Jennifer and Matthew Evans persuaded state Rep. Albert Tom, D-Chambers, to sponsor legislation making it a crime for anyone to be in the water near the exhaust pipes of boats while the motor is operating.

Violators could be jailed for up to four months and face fines of up to $750.

But the couple said Tuesday the real heart of the bill is to educate those who own or rent boats of what they said is the hidden danger of carbon monoxide poisoning — the poisoning that claimed the life of 7-year-old Megan Evans.

Matthew Evans said boat manufacturers have known for years about the toxic fumes, with the exhaust pipes often located adjacent to the back of the boat — where people swim or even hang on the back while the craft is moving.

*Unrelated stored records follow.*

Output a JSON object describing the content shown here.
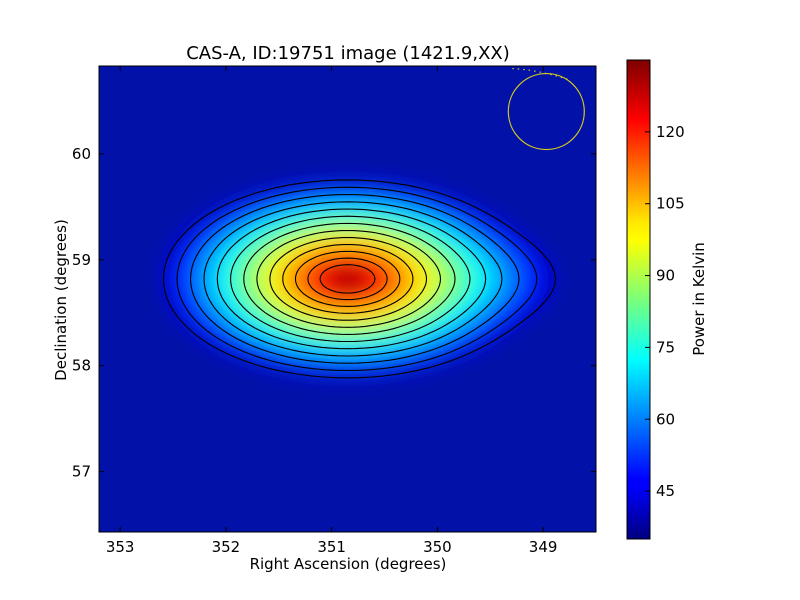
{
  "chart_data": {
    "type": "heatmap",
    "title": "CAS-A, ID:19751 image (1421.9,XX)",
    "xlabel": "Right Ascension (degrees)",
    "ylabel": "Declination (degrees)",
    "xlim": [
      353.2,
      348.5
    ],
    "ylim": [
      56.43,
      60.83
    ],
    "x_ticks": [
      "353",
      "352",
      "351",
      "350",
      "349"
    ],
    "y_ticks": [
      "57",
      "58",
      "59",
      "60"
    ],
    "colorbar": {
      "label": "Power in Kelvin",
      "range": [
        35,
        135
      ],
      "ticks": [
        "45",
        "60",
        "75",
        "90",
        "105",
        "120"
      ]
    },
    "source": {
      "ra": 350.85,
      "dec": 58.82,
      "peak_kelvin": 135,
      "background_kelvin": 38
    },
    "contours": 13,
    "beam": {
      "ra": 348.97,
      "dec": 60.4,
      "color": "#d4c81e"
    }
  }
}
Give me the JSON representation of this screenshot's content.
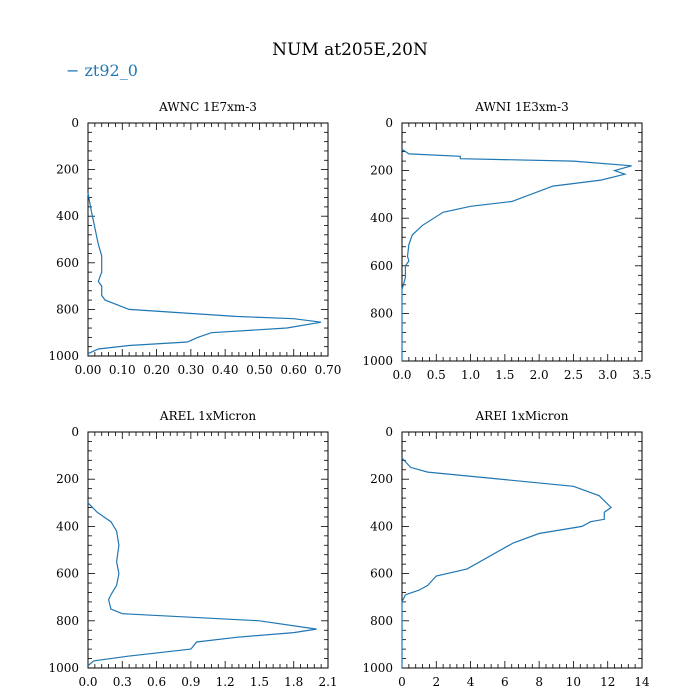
{
  "figure": {
    "title": "NUM at205E,20N",
    "legend": {
      "label": "zt92_0",
      "color": "#1f77b4",
      "placement": "top-left"
    }
  },
  "chart_data": [
    {
      "type": "line",
      "title": "AWNC  1E7xm-3",
      "xlim": [
        0.0,
        0.7
      ],
      "ylim": [
        1000,
        0
      ],
      "xticks": [
        "0.00",
        "0.10",
        "0.20",
        "0.30",
        "0.40",
        "0.50",
        "0.60",
        "0.70"
      ],
      "xtick_values": [
        0,
        0.1,
        0.2,
        0.3,
        0.4,
        0.5,
        0.6,
        0.7
      ],
      "yticks": [
        "0",
        "200",
        "400",
        "600",
        "800",
        "1000"
      ],
      "ytick_values": [
        0,
        200,
        400,
        600,
        800,
        1000
      ],
      "series": [
        {
          "name": "zt92_0",
          "x": [
            0,
            0.01,
            0.02,
            0.03,
            0.04,
            0.04,
            0.03,
            0.04,
            0.04,
            0.05,
            0.12,
            0.43,
            0.6,
            0.68,
            0.58,
            0.36,
            0.32,
            0.29,
            0.12,
            0.03,
            0
          ],
          "y": [
            300,
            380,
            450,
            520,
            570,
            640,
            680,
            700,
            740,
            760,
            800,
            830,
            840,
            855,
            880,
            900,
            920,
            940,
            955,
            970,
            990
          ]
        }
      ]
    },
    {
      "type": "line",
      "title": "AWNI  1E3xm-3",
      "xlim": [
        0.0,
        3.5
      ],
      "ylim": [
        1000,
        0
      ],
      "xticks": [
        "0.0",
        "0.5",
        "1.0",
        "1.5",
        "2.0",
        "2.5",
        "3.0",
        "3.5"
      ],
      "xtick_values": [
        0,
        0.5,
        1,
        1.5,
        2,
        2.5,
        3,
        3.5
      ],
      "yticks": [
        "0",
        "200",
        "400",
        "600",
        "800",
        "1000"
      ],
      "ytick_values": [
        0,
        200,
        400,
        600,
        800,
        1000
      ],
      "series": [
        {
          "name": "zt92_0",
          "x": [
            0,
            0.1,
            0.85,
            0.85,
            2.5,
            3.35,
            3.1,
            3.25,
            2.9,
            2.2,
            1.6,
            1,
            0.6,
            0.3,
            0.15,
            0.1,
            0.08,
            0.1,
            0.05,
            0.05,
            0,
            0
          ],
          "y": [
            110,
            130,
            140,
            150,
            160,
            180,
            200,
            215,
            240,
            265,
            330,
            350,
            375,
            430,
            470,
            510,
            560,
            580,
            600,
            650,
            700,
            1000
          ]
        }
      ]
    },
    {
      "type": "line",
      "title": "AREL  1xMicron",
      "xlim": [
        0.0,
        2.1
      ],
      "ylim": [
        1000,
        0
      ],
      "xticks": [
        "0.0",
        "0.3",
        "0.6",
        "0.9",
        "1.2",
        "1.5",
        "1.8",
        "2.1"
      ],
      "xtick_values": [
        0,
        0.3,
        0.6,
        0.9,
        1.2,
        1.5,
        1.8,
        2.1
      ],
      "yticks": [
        "0",
        "200",
        "400",
        "600",
        "800",
        "1000"
      ],
      "ytick_values": [
        0,
        200,
        400,
        600,
        800,
        1000
      ],
      "series": [
        {
          "name": "zt92_0",
          "x": [
            0,
            0.08,
            0.2,
            0.25,
            0.27,
            0.25,
            0.27,
            0.25,
            0.2,
            0.18,
            0.2,
            0.3,
            1.5,
            2,
            1.8,
            1.3,
            0.95,
            0.9,
            0.35,
            0.05,
            0
          ],
          "y": [
            300,
            340,
            380,
            420,
            480,
            550,
            600,
            650,
            690,
            710,
            750,
            770,
            800,
            835,
            850,
            870,
            890,
            920,
            950,
            970,
            990
          ]
        }
      ]
    },
    {
      "type": "line",
      "title": "AREI  1xMicron",
      "xlim": [
        0,
        14
      ],
      "ylim": [
        1000,
        0
      ],
      "xticks": [
        "0",
        "2",
        "4",
        "6",
        "8",
        "10",
        "12",
        "14"
      ],
      "xtick_values": [
        0,
        2,
        4,
        6,
        8,
        10,
        12,
        14
      ],
      "yticks": [
        "0",
        "200",
        "400",
        "600",
        "800",
        "1000"
      ],
      "ytick_values": [
        0,
        200,
        400,
        600,
        800,
        1000
      ],
      "series": [
        {
          "name": "zt92_0",
          "x": [
            0,
            0.5,
            1.5,
            10,
            11.5,
            12.2,
            11.8,
            11.8,
            11,
            10.5,
            8,
            6.5,
            3.8,
            2,
            1.5,
            1,
            0.2,
            0,
            0
          ],
          "y": [
            110,
            150,
            170,
            230,
            270,
            320,
            340,
            370,
            380,
            400,
            430,
            470,
            580,
            610,
            650,
            670,
            690,
            720,
            1000
          ]
        }
      ]
    }
  ]
}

He said the manufacturers have taken some steps to reduce pollutants.

“Problem is, there are thousands and thousands of boats out there that don’t have these safeguards that are in the hands of private owners who don’t have the education,” he said.

“And without something like this particular bill being passed, we’re going to continue to hear stories of families that are suffering like ours.”

To that end, HB2024 would mandate stickers on every new and used motorized watercraft sold in the state warning of the dangers of carbon monoxide poisoning.

It also would require the state Game and Fish Department to develop a brochure detailing the problem, with the brochure being provided initially to anyone buying a boat and, eventually, mailed to every boat owner in the state.

Tom said there have been 141 reported deaths nationwide since 1995 due to carbon monoxide poisoning from boat engines, with more than 600 additional cases of people becoming ill.

“Over 40 percent of those poisonings have involved children,” he said.

Tom said the issue is particularly critical in the case of houseboats, which can be rented by tourists so their families have a place to sleep, eat — and let their children swim — while on vacation.